Uterine bleeding: Some uterine bleeding is expected with Mifeprex and misoprostol. Many people assigned female at birth experience heavy bleeding for two days, transitioning to some bleeding or spotting for up to 16 days. Some people may even notice bleeding for more than 30 days.

In general, how long the bleeding takes depends on the duration of your pregnancy before the abortion. However, heavy bleeding that doesn't go away might mean an incomplete abortion or other complications.

Ectopic pregnancy: In an ectopic pregnancy, the fertilized egg (one unit that contains the egg and sperm) doesn't bind to the endometrium (lining of the uterus). Instead, the fertilized egg attaches to another place—like the fallopian tube. This condition can be life-threatening.

A possible symptom of an ectopic pregnancy is severe stomach pain. If you're experiencing severe stomach pain, let your healthcare provider know.

Mifeprex with misoprostol doesn't work if you have an ectopic pregnancy. Therefore, people with an ectopic pregnancy should avoid this combination. Additionally, their side effects or symptoms are very similar if you start on Mifeprex and misoprostol with an ectopic pregnancy. So, Mifeprex with misoprostol might make it harder for your healthcare provider to assess whether you have an ectopic pregnancy.

Rhesus (Rh) incompatibility: Rh is a protein that might be found on the surfaces of red blood cells (RBCs).

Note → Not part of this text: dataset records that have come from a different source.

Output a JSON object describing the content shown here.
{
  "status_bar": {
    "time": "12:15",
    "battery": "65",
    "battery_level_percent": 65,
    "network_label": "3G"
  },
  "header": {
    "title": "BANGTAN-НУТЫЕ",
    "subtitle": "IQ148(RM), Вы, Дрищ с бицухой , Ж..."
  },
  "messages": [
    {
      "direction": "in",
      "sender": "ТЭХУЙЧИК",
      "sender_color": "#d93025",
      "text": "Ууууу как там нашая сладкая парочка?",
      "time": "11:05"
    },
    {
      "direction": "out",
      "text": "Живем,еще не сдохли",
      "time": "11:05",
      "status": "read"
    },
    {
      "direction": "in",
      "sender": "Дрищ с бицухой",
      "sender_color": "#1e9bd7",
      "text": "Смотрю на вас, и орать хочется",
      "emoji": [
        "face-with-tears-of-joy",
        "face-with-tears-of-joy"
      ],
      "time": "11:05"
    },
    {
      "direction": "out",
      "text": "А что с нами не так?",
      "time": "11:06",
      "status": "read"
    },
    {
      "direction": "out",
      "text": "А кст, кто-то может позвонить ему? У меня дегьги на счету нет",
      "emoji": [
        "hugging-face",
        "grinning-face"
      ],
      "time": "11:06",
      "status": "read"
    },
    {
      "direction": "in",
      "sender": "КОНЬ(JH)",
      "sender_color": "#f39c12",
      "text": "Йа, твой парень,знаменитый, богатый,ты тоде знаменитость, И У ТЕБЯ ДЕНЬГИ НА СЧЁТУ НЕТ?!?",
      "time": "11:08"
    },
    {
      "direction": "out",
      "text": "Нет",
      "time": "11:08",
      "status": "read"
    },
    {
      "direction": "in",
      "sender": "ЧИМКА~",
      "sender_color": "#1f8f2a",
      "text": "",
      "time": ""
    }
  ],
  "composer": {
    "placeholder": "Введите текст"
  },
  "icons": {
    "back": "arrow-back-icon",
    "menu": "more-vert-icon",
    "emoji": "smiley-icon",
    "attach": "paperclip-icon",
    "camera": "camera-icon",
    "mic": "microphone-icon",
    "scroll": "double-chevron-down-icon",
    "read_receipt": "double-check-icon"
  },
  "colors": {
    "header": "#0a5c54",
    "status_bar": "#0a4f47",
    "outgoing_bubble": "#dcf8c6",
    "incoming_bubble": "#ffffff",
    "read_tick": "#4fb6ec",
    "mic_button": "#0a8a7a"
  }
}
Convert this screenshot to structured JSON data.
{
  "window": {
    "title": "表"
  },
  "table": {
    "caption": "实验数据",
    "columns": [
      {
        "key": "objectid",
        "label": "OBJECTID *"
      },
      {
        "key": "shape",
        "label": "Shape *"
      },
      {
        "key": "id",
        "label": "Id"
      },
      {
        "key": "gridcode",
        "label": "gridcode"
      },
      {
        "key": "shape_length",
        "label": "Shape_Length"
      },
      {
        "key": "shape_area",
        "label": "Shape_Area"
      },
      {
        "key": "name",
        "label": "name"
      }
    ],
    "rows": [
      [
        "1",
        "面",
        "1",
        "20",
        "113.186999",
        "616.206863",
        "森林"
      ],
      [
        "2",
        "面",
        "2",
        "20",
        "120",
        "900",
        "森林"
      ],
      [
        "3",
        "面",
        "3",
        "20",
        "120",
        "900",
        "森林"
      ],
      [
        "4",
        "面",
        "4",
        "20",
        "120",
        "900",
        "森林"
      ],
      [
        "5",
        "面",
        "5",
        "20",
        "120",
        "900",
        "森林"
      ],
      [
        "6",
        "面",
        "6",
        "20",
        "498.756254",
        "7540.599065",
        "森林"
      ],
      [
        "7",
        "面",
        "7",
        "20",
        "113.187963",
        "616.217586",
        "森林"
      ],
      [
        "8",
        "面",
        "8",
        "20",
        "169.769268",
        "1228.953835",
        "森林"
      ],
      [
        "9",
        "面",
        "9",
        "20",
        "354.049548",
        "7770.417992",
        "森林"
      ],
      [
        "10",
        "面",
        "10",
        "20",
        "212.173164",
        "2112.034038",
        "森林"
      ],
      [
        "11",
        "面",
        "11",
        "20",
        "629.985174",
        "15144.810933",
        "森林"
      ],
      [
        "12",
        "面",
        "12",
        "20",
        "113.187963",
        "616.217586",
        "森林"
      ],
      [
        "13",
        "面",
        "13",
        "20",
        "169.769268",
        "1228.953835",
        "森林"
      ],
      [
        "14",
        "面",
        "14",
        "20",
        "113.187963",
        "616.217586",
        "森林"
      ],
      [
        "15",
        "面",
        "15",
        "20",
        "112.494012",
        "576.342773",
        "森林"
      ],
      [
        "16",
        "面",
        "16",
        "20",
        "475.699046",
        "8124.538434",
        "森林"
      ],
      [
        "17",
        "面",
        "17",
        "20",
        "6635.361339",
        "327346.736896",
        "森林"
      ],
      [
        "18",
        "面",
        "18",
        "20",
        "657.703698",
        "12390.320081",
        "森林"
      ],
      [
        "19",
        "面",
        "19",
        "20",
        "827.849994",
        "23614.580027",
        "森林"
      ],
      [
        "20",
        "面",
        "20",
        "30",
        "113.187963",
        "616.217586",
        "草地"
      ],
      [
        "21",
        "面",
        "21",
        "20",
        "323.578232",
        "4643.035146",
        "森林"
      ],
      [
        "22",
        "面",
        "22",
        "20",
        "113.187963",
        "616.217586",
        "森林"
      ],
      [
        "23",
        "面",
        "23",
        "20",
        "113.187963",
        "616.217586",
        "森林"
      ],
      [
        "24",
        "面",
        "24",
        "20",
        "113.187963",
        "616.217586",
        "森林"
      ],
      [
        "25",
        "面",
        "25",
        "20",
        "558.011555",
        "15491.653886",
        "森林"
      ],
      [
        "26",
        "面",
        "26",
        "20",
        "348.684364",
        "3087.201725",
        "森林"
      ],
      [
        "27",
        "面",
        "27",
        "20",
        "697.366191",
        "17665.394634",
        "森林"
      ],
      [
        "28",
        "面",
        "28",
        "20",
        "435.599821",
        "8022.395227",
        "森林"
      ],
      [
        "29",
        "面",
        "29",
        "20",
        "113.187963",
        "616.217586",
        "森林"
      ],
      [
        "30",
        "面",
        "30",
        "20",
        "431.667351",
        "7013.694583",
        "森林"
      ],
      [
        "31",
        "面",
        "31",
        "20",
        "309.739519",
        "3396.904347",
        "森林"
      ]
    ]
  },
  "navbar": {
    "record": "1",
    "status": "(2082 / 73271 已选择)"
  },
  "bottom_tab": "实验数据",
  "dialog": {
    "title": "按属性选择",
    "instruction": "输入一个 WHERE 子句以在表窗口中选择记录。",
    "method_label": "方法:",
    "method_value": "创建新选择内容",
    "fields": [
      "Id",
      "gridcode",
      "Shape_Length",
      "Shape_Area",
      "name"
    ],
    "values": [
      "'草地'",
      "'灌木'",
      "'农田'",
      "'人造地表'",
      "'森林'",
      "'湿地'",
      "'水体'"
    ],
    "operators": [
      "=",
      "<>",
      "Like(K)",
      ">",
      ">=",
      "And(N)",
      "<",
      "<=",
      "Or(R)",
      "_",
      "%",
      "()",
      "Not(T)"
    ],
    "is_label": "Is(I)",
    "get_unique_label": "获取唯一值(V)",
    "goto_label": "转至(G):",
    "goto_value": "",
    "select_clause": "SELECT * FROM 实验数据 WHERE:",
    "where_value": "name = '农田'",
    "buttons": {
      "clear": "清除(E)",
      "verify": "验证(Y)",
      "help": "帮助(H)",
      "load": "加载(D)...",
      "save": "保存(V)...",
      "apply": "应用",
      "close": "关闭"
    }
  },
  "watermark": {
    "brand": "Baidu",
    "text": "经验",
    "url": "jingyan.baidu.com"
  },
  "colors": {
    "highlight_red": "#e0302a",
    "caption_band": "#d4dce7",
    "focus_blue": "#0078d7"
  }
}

Rh incompatibility may happen when a pregnant person has Rh-negative blood and the fetus has Rh-positive blood.

An Rh-negative person might develop Rh incompatibility after a miscarriage, abortion, or first pregnancy with an Rh-positive fetus. After being exposed to Rh-positive blood, the Rh-negative person's immune system (the body's defense system) will attack the blood of an Rh-positive fetus in the future. A RhoGAM injection can typically prevent complications with future pregnancies.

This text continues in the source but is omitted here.